Artificial Intelligence in manufacturing
AI in manufacturing is the intelligence of machines to perform humanlike tasks -- responding to events internally and externally, indeed anticipating events autonomously. The machines can determine a tool wearing out or something unanticipated -- perhaps indeed something anticipated to be -- and they can respond and work around the problem.
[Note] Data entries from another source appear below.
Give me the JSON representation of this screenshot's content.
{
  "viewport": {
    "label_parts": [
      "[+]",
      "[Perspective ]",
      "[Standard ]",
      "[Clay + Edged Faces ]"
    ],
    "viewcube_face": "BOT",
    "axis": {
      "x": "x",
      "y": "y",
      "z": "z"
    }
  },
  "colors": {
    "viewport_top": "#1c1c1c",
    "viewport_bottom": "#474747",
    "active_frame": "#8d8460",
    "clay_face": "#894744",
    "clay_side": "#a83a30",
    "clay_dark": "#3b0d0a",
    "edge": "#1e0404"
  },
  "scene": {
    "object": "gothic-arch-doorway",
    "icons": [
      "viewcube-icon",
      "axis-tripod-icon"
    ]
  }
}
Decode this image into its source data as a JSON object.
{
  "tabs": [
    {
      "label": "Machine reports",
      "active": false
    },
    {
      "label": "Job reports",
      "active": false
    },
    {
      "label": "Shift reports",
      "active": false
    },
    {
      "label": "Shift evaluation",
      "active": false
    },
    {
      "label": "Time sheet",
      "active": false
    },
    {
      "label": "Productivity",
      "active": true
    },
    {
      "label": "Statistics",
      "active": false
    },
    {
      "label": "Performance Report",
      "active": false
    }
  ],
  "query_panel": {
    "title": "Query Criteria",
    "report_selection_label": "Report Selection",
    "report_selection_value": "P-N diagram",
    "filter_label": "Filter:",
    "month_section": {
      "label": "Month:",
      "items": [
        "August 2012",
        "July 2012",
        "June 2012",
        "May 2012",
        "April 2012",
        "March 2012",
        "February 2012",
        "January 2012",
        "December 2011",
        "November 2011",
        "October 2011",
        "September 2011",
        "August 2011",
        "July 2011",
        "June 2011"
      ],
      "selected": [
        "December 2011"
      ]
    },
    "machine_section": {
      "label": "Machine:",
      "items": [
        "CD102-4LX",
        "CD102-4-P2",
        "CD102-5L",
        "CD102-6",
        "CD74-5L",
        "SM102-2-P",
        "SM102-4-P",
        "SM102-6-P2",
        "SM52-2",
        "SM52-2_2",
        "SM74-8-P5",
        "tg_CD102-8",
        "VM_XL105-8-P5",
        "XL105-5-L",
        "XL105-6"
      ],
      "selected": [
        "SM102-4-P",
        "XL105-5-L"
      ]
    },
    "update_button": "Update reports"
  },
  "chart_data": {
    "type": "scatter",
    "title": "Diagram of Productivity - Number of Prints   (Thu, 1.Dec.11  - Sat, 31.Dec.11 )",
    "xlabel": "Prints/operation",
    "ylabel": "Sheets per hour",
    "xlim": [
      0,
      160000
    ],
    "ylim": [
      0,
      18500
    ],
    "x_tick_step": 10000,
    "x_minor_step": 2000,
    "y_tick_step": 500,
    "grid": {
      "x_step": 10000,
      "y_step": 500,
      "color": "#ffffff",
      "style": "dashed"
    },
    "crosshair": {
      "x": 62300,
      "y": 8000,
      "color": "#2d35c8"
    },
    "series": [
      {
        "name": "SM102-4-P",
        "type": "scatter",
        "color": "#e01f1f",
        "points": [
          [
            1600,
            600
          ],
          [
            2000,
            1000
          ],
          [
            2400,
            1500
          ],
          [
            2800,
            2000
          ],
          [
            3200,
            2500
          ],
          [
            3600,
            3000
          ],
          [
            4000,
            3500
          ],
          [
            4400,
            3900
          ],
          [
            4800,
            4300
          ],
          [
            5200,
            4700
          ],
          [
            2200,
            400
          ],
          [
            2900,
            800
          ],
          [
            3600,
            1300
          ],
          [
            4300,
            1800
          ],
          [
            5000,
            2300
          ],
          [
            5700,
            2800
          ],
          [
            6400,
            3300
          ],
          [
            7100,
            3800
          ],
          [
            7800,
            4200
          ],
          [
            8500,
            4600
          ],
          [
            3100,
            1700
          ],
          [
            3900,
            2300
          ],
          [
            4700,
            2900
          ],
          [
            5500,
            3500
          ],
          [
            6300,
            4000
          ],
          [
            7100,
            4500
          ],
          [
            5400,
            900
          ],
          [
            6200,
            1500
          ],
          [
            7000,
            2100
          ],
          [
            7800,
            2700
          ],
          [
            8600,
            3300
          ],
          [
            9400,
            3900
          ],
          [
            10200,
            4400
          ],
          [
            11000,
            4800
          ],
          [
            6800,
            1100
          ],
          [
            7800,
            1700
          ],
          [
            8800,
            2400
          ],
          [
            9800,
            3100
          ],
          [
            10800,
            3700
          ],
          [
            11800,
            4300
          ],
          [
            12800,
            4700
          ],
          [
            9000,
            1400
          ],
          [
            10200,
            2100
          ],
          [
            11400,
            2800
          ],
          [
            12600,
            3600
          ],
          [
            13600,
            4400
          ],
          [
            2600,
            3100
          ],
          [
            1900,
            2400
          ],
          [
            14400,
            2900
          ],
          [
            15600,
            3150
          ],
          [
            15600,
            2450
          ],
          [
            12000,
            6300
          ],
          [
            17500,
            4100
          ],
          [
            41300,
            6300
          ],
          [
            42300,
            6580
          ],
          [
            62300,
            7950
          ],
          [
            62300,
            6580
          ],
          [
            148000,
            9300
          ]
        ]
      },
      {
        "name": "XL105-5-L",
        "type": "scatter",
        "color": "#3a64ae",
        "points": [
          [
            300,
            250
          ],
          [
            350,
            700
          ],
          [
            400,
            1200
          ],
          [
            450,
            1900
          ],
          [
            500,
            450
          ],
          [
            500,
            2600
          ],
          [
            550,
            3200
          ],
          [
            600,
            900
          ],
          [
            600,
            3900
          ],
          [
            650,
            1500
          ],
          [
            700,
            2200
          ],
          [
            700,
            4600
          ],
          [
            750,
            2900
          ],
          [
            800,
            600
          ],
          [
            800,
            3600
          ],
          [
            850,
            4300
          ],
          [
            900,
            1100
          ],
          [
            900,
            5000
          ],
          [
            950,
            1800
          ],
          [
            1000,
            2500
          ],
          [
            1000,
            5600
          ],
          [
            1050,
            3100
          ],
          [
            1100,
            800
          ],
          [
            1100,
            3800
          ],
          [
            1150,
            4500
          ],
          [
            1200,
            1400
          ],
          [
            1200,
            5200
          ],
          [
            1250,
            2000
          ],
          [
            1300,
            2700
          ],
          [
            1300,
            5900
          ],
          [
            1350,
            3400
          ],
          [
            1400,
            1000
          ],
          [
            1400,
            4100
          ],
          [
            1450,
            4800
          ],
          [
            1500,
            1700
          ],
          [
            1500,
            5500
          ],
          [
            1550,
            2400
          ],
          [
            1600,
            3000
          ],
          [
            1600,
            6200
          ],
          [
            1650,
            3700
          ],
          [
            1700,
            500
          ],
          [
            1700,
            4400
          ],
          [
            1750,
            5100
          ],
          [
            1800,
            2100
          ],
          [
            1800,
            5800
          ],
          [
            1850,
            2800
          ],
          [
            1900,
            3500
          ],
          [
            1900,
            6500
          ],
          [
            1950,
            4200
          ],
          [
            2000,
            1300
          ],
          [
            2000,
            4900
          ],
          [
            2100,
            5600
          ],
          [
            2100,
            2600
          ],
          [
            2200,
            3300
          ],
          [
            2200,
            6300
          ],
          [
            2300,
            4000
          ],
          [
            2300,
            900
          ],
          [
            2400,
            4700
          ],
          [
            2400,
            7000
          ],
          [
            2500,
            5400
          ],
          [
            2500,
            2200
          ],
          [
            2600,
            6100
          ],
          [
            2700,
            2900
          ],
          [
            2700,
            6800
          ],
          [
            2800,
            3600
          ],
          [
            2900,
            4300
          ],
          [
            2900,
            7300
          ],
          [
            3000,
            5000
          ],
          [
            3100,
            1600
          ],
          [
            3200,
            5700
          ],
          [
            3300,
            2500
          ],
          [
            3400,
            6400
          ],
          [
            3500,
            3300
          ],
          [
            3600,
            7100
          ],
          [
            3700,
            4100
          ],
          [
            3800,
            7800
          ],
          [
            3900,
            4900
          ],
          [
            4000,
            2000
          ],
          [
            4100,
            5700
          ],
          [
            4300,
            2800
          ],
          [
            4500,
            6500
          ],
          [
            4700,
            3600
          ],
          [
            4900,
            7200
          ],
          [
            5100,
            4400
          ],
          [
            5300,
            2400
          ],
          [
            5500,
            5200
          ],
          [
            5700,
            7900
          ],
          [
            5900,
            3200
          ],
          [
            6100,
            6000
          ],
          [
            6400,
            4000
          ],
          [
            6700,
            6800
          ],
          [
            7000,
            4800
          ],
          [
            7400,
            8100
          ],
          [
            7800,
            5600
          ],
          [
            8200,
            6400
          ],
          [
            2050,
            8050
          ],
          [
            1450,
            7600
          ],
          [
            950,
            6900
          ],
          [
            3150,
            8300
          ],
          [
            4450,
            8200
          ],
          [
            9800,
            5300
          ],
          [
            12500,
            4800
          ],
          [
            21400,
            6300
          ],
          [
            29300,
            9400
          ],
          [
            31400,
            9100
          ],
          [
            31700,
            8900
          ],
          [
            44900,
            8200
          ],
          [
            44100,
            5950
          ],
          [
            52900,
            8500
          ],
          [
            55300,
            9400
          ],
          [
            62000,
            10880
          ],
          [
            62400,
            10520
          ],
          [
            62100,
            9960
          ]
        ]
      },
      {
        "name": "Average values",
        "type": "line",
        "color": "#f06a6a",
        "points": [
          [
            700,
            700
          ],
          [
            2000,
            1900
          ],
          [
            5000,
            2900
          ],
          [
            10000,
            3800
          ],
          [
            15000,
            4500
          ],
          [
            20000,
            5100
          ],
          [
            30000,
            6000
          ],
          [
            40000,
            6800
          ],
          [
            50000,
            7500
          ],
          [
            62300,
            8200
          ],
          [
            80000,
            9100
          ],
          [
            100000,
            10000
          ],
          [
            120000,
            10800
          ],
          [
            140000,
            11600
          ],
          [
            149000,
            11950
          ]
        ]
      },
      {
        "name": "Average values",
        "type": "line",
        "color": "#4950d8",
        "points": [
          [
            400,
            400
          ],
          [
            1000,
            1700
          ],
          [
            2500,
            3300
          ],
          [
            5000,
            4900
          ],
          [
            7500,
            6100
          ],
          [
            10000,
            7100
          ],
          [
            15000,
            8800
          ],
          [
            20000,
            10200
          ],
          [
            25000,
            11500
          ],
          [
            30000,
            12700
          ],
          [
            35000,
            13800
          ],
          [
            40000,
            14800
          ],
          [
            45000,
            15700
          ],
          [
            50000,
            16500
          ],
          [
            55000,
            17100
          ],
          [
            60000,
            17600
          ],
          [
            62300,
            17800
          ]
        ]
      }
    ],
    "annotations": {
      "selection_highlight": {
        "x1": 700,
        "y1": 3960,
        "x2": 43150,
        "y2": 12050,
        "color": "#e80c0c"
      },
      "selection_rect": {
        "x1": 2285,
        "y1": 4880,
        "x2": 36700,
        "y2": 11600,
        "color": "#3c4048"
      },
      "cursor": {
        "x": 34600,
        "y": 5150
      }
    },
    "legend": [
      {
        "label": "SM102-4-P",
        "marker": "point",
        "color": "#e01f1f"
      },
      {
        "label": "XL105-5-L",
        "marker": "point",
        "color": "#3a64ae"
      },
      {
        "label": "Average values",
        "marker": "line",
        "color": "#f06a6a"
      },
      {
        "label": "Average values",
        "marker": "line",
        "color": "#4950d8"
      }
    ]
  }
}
Manufacturers and artificial intelligence service provider are constantly working to identify patterns and work on problems, knowing that indeed the lowest advancements have big implications. They've always been settlers in making smarter use of robotization, so it seems logical that the automated learning that characterizes AI would discover a natural affinity with manufacturing. Yet indeed with that clear coordination, manufacturers have frequently faced challenges to AI adoption.